Asumsi yang Salah bisa Membuat Keputusan Tidak Akurat Lho

Asumsi dapat kita artikan sebagai sesuatu yang diterima sebagai kebenaran, fakta atau sesuatu yang pasti akan terjadi tanpa disertai bukti.

Asumsi yang Salah bisa Membuat Keputusan Tidak Akurat Lho

Dalam kehidupan sehari-hari, kita selalu memuat asumsi terhadap suatu hal yang akan terjadi. karena masih berupa anggapan, maka asumsi kita bisa saja benar dan bisa juga salah.

Dalam skala perusahaan, seorang manajer kerap kali berasumsi untuk membuat sebuah rencana atau keputusan di tengah ketidakpastian. Ada banyak asumsi yang masuk akal (make sense), bermanfaat, dan membantu para manajer dalam membuat keputusan yang tepat.

Namun, hal sebaliknya juga bisa saja terjadi. seperti kata Angelo Donghia “Assumption is the mother of all screw-ups” yang berarti asumsi adalah biang kerok dalam segala kekeliruan. Maka, bisa saja asumsi yang dipikirkan oleh manajer tadi salah. Akibat dari Asumsi yang Salah tersebut keputusan yang diambil menjadi tidak tepat dan akurat. Sehingga bisa berakibat fatal dan membuat sebuah perusahaan mengalami kerugian besar bahkan bangkrut.Asumsi yang menyesatkan manajer tersebut biasanya merupakan blind spot atau titik buta yang membuat para manajer tidak bisa mendapatkan gambaran yang jelas dan akurat mengenai suatu situasi atau masalah.

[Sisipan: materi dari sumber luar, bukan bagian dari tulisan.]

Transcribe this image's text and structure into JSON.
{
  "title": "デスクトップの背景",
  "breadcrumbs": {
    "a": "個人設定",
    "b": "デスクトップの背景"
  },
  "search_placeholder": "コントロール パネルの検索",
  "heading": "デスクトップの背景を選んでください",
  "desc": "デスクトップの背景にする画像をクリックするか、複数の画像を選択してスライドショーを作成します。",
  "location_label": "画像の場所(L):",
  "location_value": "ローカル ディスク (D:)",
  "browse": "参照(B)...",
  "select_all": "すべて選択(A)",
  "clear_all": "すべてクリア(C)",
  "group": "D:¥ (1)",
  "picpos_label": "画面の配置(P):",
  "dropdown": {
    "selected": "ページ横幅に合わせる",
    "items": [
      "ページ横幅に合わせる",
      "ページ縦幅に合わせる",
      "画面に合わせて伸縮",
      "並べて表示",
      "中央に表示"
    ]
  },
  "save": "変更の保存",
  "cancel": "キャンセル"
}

Penyebab Asumsi yang Salah

Ada beberapa aspek penilaian yang membuat asumsi para manajer menjadi salah. Diantaranya adalah :

1. Pengalaman Masa Lalu

Membuat sebuah keputusan untuk masa depan berdasarkan masa lalu adalah suatu hal yang kurang tepat. Masa depan bisa saja berubah dan menciptakan kondisi yang tidak sama seperti di masa lalu. Sehingga diperlukan pula analisis yang lebih mendalam di berbagai aspek lain guna menilai apakah asumsi yang berdasar pada masa lalu ini masih relevan atau tidak.

2. Benchmarking

Benchmarking adalah belajar dari pengalaman organisasi atau perusahaan lain. Teknik Benchmarking ini sebenarnya lebih fleksibel dan juga mudah dilakukan. Kita tak perlu melakukan eksperimen atau uji coba langsung yang akan menghabiskan banyak waktu dan biaya. Namun, melakukannya secara sembrono tanpa memperhatikan faktor lain penyebab sukses organisasi yang dijadikan benchmark, tentunya akan menghasilkan asumsi yang salah. Akibat dari Asumsi yang Salah tersebut tentunya akan sangat buruk.

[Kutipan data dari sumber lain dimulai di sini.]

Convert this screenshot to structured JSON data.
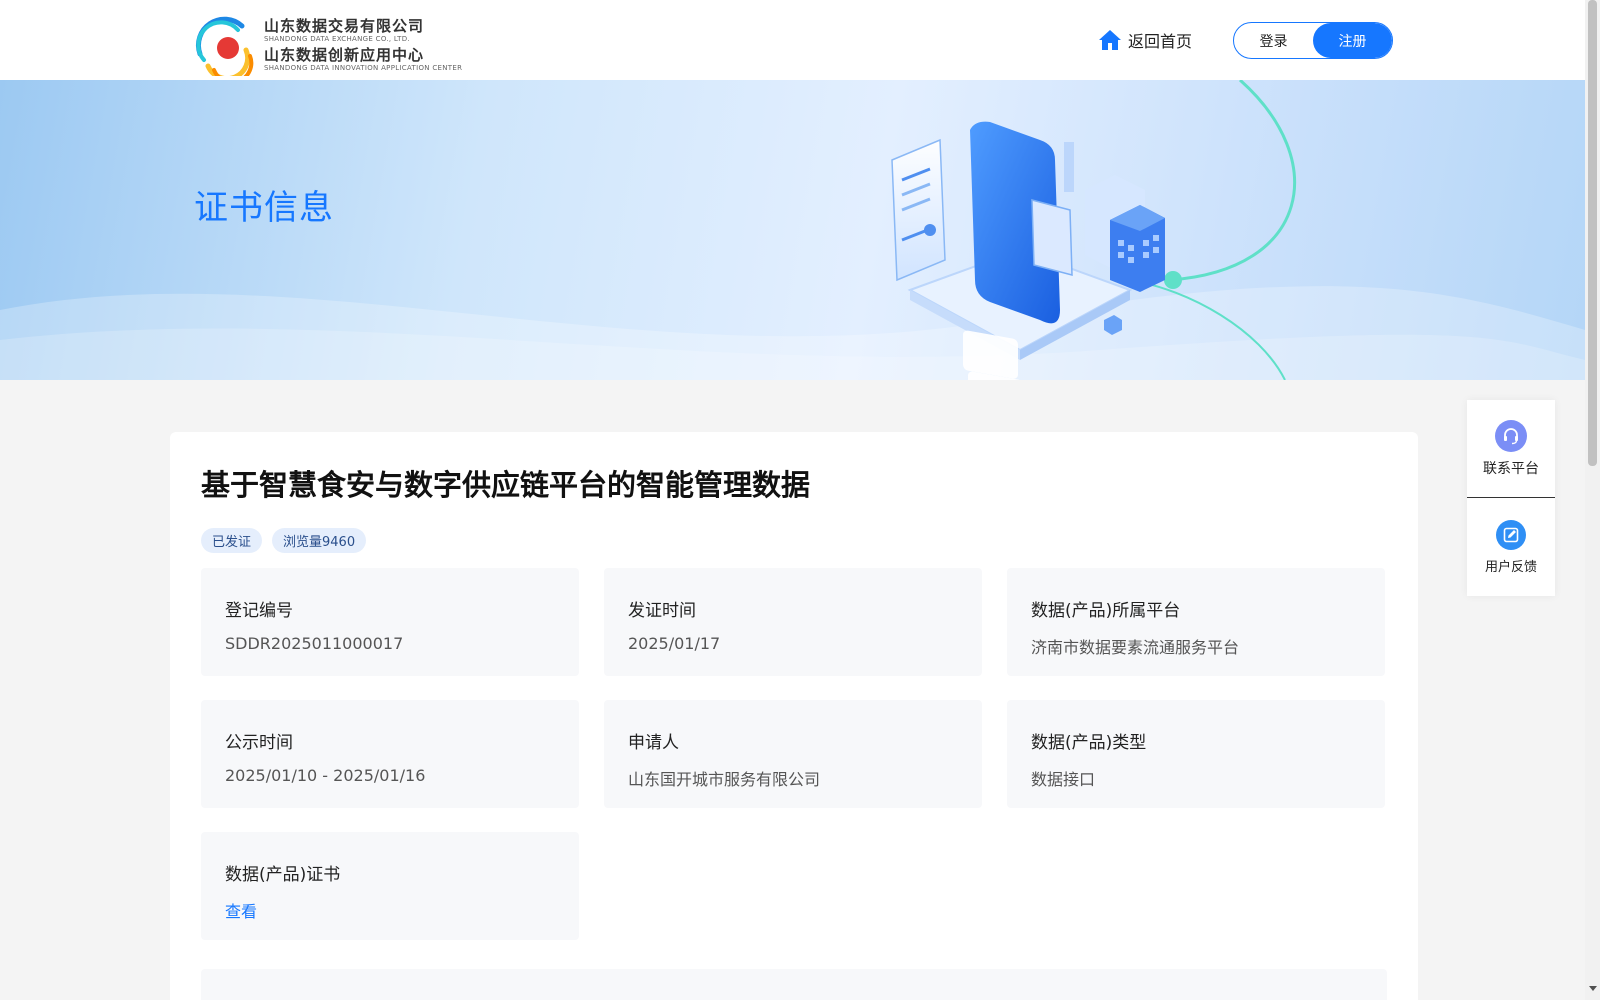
{
  "header": {
    "logo": {
      "company_cn": "山东数据交易有限公司",
      "company_en": "SHANDONG DATA EXCHANGE CO., LTD.",
      "center_cn": "山东数据创新应用中心",
      "center_en": "SHANDONG DATA INNOVATION APPLICATION CENTER"
    },
    "home_link": "返回首页",
    "login": "登录",
    "register": "注册"
  },
  "banner": {
    "title": "证书信息"
  },
  "product": {
    "title": "基于智慧食安与数字供应链平台的智能管理数据",
    "tags": [
      "已发证",
      "浏览量9460"
    ],
    "fields": [
      {
        "label": "登记编号",
        "value": "SDDR2025011000017"
      },
      {
        "label": "发证时间",
        "value": "2025/01/17"
      },
      {
        "label": "数据(产品)所属平台",
        "value": "济南市数据要素流通服务平台"
      },
      {
        "label": "公示时间",
        "value": "2025/01/10 - 2025/01/16"
      },
      {
        "label": "申请人",
        "value": "山东国开城市服务有限公司"
      },
      {
        "label": "数据(产品)类型",
        "value": "数据接口"
      },
      {
        "label": "数据(产品)证书",
        "value": "查看"
      }
    ]
  },
  "side_panel": {
    "contact": "联系平台",
    "feedback": "用户反馈"
  },
  "colors": {
    "brand": "#1677ff",
    "banner_title": "#1677ff",
    "tag_bg": "#e5eefc",
    "field_bg": "#f7f8fa",
    "page_bg": "#f4f4f4"
  },
  "icons": {
    "home": "home-icon",
    "contact": "headset-icon",
    "feedback": "edit-icon"
  }
}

Berkaca dari pengalaman serta strategi perusahaan lain tak memberikan jaminan keberhasilan yang sama. Contohnya saja adalah kasus Benchmarking berbagai perusahaan otomotif Amerika pada perusahaan Toyota dan kisah Benchmarking yang dilakukan oleh perusahaan penerbangan United Airlines pada pionir low-cost-carrier dunia :  Southwest Airlines (SWA).

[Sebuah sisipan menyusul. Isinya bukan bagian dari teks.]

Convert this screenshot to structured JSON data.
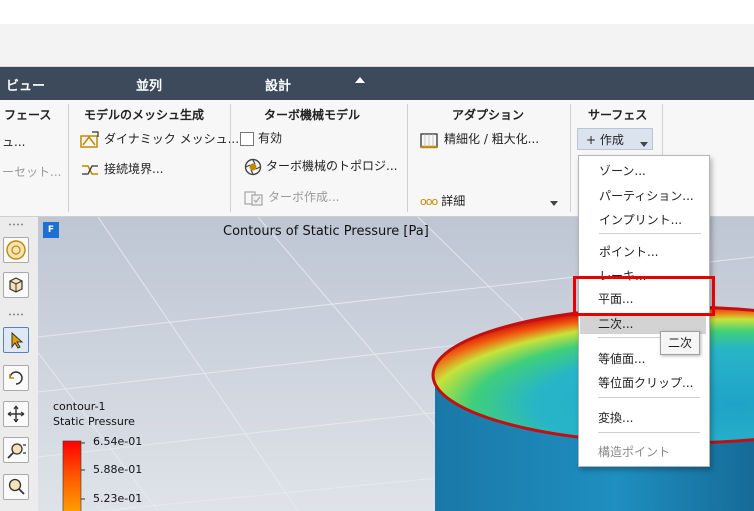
{
  "menubar": {
    "items": [
      "ビュー",
      "並列",
      "設計"
    ]
  },
  "ribbon": {
    "groups": {
      "surface_prev": {
        "title": "フェース",
        "items": [
          "ュ...",
          "ーセット..."
        ]
      },
      "mesh": {
        "title": "モデルのメッシュ生成",
        "dynamic_mesh": "ダイナミック メッシュ...",
        "interface": "接続境界..."
      },
      "turbo": {
        "title": "ターボ機械モデル",
        "enable": "有効",
        "topology": "ターボ機械のトポロジ...",
        "create": "ターボ作成..."
      },
      "adaption": {
        "title": "アダプション",
        "refine": "精細化 / 粗大化...",
        "detail": "詳細"
      },
      "surface": {
        "title": "サーフェス",
        "create": "+ 作成"
      }
    }
  },
  "graphics": {
    "title": "Contours of Static Pressure [Pa]",
    "legend": {
      "name": "contour-1",
      "field": "Static Pressure",
      "ticks": [
        "6.54e-01",
        "5.88e-01",
        "5.23e-01"
      ]
    },
    "badge": "F"
  },
  "dropdown": {
    "items": [
      "ゾーン...",
      "パーティション...",
      "インプリント...",
      "ポイント...",
      "レーキ...",
      "平面...",
      "二次...",
      "等値面...",
      "等位面クリップ...",
      "変換...",
      "構造ポイント"
    ]
  },
  "tooltip": "二次",
  "colors": {
    "menubar": "#3c4a5c",
    "highlight_box": "#e60000",
    "accent_badge": "#1f6fd1"
  }
}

Perusahaan-perusahaan yang mencoba melakukan benchmarking tersebut berakhir pada kegagalan dan tidak bisa meraih kesuksesan yang sama dibandingkan perusahaan yang ditirunya.

3. Ideologi

Ideologi dapat diartikan sebagai kepercayaan mendalam mengenai hal-hal, praktik-praktik yang dianggap benar dan baik. Ideologi ini juga kerap menjadi dasar asumsi yang salah dalam membuat keputusan.

Kesimpulan

Nah, Rupawan People selain berasumsi sebaiknya kamu memperhatikan aspek-aspek lain sebelum mulai membuat keputusan yang penting. Hal ini dilakukan untuk meminimalisir resiko Akibat dari Asumsi yang Salah. Kamu juga bisa menerapkan manajemen berbasis-bukti (evidence-based management) dan meninjau ulang berbagai asumsi agar pandanganmu mengenai dunia tidak terhalang. Mempresentasikan semua asumsi yang dibuat dalam rencana strategis (strategic plan) atau rencana bisnis (business plan) pada para pemegang saham dan atau komisaris perusahaan juga akan lebih menunjang transparansi dan membuat paradigma baru.